Dia hanya seorang buruh tani yang miskin asal Jawa Timur. Menikah dengan Marakati, Drijowongso dikaruniai seorang anak. Tetapi hingga kini nama anaknya belum diketahui. Namun sang istri yang bernama Marakati Drijowongso dapat diketahui perannya dalam sejarah pergerakan nasional ketika menghadiri Kongres Perempuan Pertama di Yogyakarta.
Drijowongso adal Porong mengadu peruntungan nasib menjadi buruh tani tebu di Klaten. Anak dan istrinya ditinggalkan di Porong, Sidoarjo. Pandangan hidup Drijowongso radikal-sekuler, jiwanya selalu memberontak. Sudah bekerja keras di bawah tekanan para cukung Belanda, pendapatannya tetap tak bisa mencukupi kebutuhan hidupnya, apalagi untuk menghidupi anak dan istrinya.
Terbakar semangat oleh bujukan Haji Misbach, para buruh tani tebu di Klaten berontak. Mereka melakukan pemogokan kerja secara massal pada sekitar tahun 1921. Drijowongso termasuk salah satu aktor di balik aksi pemogokan buruh tersebut. Akibatnya, kerugian besar ditanggung perusahaan milik para cukong kolonial.
Akhirnya, buruh tani asal Porong tersebut ditangkap oleh tentara kolonial dan dijebloskan ke dalam penjara di Semarang yang kemudian dipindah ke Magelang selama satu setengah tahun.
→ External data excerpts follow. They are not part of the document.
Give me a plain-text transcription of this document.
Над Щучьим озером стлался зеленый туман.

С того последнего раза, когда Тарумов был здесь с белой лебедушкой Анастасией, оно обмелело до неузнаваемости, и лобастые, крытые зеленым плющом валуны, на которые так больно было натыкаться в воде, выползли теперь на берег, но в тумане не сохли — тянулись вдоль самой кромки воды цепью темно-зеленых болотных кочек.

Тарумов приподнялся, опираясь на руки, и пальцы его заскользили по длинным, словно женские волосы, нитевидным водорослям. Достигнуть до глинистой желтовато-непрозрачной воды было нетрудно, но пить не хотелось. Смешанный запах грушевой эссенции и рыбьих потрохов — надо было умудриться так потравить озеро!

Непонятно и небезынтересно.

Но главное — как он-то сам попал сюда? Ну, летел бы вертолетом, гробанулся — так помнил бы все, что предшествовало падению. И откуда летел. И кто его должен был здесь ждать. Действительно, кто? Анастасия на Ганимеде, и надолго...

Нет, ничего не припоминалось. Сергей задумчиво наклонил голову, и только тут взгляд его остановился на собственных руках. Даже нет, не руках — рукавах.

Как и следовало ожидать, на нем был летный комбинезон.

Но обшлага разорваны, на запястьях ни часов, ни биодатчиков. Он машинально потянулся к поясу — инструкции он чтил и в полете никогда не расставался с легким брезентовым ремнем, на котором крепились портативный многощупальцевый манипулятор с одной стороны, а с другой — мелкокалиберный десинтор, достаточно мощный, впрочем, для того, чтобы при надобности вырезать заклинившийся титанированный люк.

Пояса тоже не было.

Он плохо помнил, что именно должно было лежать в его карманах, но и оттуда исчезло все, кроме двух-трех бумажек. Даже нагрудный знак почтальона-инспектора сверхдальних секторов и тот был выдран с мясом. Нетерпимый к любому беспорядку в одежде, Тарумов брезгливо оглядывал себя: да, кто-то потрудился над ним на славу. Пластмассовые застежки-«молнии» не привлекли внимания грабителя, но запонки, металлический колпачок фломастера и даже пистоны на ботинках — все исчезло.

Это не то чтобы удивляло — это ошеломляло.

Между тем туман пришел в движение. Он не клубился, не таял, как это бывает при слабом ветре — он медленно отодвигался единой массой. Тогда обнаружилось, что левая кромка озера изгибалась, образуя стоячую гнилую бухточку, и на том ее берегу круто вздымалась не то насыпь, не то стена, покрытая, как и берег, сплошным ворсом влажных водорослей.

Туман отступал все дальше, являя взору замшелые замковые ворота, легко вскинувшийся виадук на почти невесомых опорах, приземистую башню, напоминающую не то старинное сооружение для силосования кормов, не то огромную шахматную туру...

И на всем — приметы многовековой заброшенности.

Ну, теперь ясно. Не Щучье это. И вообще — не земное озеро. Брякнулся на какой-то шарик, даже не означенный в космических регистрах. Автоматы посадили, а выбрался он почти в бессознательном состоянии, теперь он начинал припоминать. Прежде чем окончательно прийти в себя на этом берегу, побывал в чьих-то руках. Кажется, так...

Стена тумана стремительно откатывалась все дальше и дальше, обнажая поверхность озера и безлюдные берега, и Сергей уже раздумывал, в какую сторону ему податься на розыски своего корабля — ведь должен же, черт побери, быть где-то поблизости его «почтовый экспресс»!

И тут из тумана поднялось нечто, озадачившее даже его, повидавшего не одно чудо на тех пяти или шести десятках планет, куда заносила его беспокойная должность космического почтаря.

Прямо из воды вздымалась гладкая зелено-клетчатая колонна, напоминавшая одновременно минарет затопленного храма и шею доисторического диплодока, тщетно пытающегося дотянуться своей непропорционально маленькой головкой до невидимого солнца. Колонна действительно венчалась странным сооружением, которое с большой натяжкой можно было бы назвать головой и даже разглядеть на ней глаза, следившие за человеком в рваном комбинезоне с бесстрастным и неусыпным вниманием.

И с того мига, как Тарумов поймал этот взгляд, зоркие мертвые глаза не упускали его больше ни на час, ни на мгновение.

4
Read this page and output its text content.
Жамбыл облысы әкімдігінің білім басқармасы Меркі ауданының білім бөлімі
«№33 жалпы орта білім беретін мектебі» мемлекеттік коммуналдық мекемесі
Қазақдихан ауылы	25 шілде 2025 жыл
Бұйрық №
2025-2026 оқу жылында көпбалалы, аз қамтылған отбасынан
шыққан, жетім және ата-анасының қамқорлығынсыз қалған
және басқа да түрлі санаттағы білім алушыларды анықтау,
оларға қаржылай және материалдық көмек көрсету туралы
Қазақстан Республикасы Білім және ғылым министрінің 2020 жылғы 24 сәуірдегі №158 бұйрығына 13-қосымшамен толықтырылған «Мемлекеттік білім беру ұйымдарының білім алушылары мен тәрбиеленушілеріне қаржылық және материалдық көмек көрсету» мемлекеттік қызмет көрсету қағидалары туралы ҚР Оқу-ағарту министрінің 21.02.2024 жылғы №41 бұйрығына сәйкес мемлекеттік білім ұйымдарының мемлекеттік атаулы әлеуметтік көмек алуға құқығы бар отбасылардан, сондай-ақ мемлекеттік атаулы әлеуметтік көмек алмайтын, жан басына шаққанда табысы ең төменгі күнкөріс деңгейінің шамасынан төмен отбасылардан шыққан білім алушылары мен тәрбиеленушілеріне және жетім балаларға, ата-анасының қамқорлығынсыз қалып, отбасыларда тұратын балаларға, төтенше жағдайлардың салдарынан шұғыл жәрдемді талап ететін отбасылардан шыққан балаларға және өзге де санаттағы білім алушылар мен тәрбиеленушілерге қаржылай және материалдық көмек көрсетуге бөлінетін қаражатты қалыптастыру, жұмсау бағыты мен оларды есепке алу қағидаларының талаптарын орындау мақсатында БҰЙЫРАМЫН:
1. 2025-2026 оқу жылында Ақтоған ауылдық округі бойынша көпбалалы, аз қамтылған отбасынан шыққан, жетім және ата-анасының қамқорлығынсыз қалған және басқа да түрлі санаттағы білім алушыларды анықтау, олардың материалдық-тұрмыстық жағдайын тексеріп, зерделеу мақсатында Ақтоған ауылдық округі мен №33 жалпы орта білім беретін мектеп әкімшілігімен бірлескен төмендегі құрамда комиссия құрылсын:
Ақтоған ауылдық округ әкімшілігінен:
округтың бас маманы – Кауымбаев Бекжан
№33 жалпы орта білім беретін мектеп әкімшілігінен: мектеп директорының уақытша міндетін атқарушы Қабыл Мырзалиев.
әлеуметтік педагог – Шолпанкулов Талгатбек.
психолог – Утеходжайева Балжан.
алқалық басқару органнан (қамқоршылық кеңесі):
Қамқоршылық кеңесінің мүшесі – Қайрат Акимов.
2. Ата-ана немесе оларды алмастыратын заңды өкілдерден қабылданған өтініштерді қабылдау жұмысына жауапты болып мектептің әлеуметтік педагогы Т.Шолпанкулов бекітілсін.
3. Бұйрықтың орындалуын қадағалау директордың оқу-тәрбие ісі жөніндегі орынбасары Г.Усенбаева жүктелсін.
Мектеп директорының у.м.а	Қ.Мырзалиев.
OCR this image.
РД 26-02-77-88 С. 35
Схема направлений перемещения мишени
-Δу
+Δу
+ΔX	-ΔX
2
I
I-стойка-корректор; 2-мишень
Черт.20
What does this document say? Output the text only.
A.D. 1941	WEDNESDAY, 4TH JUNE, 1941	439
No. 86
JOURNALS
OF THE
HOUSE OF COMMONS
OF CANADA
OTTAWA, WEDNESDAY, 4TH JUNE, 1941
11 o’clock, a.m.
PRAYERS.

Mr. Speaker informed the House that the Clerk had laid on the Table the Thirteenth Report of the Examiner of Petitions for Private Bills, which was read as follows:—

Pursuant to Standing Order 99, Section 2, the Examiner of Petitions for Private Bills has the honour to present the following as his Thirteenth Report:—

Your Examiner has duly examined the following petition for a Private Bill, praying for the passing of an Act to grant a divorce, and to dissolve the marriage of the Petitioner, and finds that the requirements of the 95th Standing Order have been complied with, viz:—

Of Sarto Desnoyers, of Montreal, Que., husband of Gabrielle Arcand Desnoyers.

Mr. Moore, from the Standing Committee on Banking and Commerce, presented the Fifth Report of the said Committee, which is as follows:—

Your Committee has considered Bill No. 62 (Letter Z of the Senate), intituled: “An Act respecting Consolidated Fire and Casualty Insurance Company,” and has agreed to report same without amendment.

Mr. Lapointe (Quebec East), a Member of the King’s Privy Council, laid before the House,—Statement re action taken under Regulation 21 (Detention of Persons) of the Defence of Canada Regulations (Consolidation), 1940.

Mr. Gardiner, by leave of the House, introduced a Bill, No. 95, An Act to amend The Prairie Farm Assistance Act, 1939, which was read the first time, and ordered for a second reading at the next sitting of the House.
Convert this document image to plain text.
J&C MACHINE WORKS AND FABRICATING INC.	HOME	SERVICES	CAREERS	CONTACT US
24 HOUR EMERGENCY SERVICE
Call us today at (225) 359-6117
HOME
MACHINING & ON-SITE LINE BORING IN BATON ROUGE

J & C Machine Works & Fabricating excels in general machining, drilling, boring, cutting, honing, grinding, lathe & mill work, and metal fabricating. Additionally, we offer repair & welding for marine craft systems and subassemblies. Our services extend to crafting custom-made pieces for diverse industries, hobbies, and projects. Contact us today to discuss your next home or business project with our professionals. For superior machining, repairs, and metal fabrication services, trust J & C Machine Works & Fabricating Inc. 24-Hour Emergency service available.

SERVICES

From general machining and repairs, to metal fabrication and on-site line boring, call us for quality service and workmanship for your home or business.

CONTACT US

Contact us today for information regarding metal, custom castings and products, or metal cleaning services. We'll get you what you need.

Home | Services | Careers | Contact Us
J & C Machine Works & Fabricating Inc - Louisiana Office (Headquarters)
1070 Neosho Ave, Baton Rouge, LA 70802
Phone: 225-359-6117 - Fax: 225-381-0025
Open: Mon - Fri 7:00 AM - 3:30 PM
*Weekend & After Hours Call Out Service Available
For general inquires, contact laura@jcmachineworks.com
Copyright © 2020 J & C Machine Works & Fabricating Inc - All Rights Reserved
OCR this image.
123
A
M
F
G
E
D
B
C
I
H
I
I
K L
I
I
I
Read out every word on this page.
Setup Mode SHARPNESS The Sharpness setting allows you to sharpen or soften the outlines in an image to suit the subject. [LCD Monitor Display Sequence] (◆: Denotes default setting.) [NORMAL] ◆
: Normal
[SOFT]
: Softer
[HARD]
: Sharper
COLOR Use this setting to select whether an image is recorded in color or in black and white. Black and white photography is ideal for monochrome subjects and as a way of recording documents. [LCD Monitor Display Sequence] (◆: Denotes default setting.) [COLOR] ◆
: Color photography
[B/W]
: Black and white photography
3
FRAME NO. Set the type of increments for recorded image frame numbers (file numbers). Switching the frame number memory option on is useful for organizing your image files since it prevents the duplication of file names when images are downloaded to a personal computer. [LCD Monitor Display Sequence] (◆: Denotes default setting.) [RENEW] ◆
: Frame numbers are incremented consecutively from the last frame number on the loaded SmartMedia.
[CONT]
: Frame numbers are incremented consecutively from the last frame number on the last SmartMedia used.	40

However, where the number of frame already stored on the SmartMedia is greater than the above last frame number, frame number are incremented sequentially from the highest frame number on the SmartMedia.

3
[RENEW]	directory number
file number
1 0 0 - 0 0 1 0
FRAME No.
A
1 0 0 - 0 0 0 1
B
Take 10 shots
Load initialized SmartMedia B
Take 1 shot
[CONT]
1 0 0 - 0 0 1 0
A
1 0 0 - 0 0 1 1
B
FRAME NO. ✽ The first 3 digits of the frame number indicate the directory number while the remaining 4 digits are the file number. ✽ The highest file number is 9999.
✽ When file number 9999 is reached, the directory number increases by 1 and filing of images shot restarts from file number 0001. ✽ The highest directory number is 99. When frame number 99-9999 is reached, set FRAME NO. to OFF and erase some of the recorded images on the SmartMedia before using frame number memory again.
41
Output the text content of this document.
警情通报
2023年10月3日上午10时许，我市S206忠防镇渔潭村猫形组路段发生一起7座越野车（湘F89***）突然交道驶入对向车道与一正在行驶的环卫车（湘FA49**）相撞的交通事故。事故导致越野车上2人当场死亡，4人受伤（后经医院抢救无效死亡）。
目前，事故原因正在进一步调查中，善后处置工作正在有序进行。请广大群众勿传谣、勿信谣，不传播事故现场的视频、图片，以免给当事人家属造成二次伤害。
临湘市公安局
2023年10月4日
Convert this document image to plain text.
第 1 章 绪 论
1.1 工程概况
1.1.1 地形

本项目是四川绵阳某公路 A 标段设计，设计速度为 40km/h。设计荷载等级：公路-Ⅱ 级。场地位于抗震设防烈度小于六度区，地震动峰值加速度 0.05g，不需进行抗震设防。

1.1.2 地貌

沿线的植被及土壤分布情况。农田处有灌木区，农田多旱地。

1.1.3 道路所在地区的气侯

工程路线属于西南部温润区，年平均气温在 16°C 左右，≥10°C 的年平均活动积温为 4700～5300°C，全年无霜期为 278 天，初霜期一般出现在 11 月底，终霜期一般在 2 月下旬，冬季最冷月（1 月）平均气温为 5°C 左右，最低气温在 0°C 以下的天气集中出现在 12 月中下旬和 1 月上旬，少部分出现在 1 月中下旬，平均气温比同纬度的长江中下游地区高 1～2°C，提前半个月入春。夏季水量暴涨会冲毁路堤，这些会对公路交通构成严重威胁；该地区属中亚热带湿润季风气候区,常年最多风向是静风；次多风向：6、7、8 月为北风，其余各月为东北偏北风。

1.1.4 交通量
Betapa sedih dan sengsara sosok Drijowongso selama di penjara. Anak dan istrinya tidak mendapat kiriman uang untuk membiayai hidup di kampung. Dalam keheningan di penjara, ia teringat pada sosok ulama modernis yang sangat murah hati. Teringat dalam pikirannya sebuah organisasi yang telah didirikan oleh ulama tersebut: Muhammadiyah.
Tampaknya, kemunculan sosok ulama modernis dari Kauman, Yogyakarta, sudah santer beredar di daerah Magelang. Bahkan, ulama tersebut juga mengajar di salah satu sekolah kolonial ternama di kota ini (OSVIA). Pandangan keagamaannya dinilai sangat maju. Apalagi, lahirnya gerakan Islam modern yang digagas oleh ulama modernis tersebut bertujuan untuk memajukan kaum pribumi.
Drijowongso pun tertarik. Ia mengajukan permohonan kepada HB Muhammadiyah supaya berkenan menghidupi anak istrinya yang berada di Porong.
Meskipun Drijowongso telah dipengaruhi oleh para agen ISDV selama di penjara, tetapi sebagai seorang suami dan ayah ia tetap memikirkan nasib istri dan anaknya di Porong. Tertarik setelah mendengar kisah seorang kiai kharismatik dari Yogyakarta, maka Drijowongso menulis surat ditujukan kepada HB Muhammadiyah memohon agar anak istrinya dibantu selama dirinya mendekam di penjara.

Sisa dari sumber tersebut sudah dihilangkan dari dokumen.